El salvaje –en la que también brilla el gran Lee Marvin– está lejos de imponerse como su mejor película, pero es la que mayor repercusión tuvo en la cultura popular. Dicen que Elvis se dejó crecer las patillas luego de verla y se sabe que subculturas juveniles como la de los Teddy Boys o los Hell’s Angels moldearon sus principios visuales gracias a ella. Ni hablar del cine. La producción fue el puntapié inicial de un subgénero que se extiende a clásicos como Rebelde sin causa (1955) o apuestas menos recordadas como Devil’s angels (1967), con un joven John Cassavetes replicando las enseñanzas del pionero en materia de actuación, estilo y displicencia cool.
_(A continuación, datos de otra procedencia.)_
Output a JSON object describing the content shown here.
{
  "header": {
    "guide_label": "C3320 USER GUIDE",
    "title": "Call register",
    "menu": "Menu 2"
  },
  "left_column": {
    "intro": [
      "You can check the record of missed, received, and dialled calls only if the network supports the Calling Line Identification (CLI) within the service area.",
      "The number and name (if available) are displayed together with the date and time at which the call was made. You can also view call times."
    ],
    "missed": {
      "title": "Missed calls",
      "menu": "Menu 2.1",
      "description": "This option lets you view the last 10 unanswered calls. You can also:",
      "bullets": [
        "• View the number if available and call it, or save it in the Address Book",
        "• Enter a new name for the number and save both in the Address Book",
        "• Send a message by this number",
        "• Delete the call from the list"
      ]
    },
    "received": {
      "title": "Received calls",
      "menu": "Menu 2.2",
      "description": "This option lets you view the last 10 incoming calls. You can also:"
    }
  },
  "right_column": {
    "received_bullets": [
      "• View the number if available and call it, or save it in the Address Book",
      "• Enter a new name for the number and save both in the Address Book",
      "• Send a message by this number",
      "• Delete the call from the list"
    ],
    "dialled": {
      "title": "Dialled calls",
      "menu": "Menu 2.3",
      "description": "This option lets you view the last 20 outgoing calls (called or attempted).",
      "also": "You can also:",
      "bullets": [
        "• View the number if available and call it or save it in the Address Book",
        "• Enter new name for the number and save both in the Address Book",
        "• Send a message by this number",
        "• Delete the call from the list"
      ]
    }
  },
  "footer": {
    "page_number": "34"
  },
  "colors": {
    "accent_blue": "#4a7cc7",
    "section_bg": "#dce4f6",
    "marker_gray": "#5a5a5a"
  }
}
Brando definió los códigos de la insubordinación y no la abandonaría jamás. Repudiaría a la industria, se recluiría, faltaría a los Oscar, rechazaría los estereotipos, borraría su propia huella icónica engordando, como si esa fuese la última barrera por cruzar en los superficiales y abusivos territorios de Hollywood.
La jauría humana (1966)
Felipe Blanco, crítico y profesor de historia del cine, Universidad Mayor, Universidad Diego Portales
La jauría humana es uno de los grandes fracasos en la carrera de Brando, pero es también una compleja película coral y un retrato pesimista sobre las redes de influencia en torno a una poderosa familia en un pequeño poblado de Texas, aterrada ante la fuga de prisión de un condenado injustamente por homicidio y su inminente ajuste de cuentas con ese clan.
Arthur Penn –un año antes de Bonnie & Clyde (1967) – filmó este relato intenso y brutal que descubre las miserias morales y humanas de ese pequeño grupo de patriarcas adinerados, que funciona a la perfección como micromundo de las presiones de clase en cualquier contexto. En ese entorno Brando encarna al sheriff Calder, personaje bisagra que cree en la inocencia del convicto y precisamente por eso recibe, en el último tercio del filme, una paliza que es sin duda el momento más recordado de su trabajo en él.
Probablemente por esa intensidad, y por la dura mirada a la elite económica en los años inmediatos al asesinato de Kennedy, este filme estupendo y sobrecogedor fue despreciado durante décadas y revalorado junto al desbordante trabajo que Brando logra en él, a pesar de que Penn renegó de su autoría y que el actor ni siquiera lo menciona en sus memorias publicadas a mediados de los 90.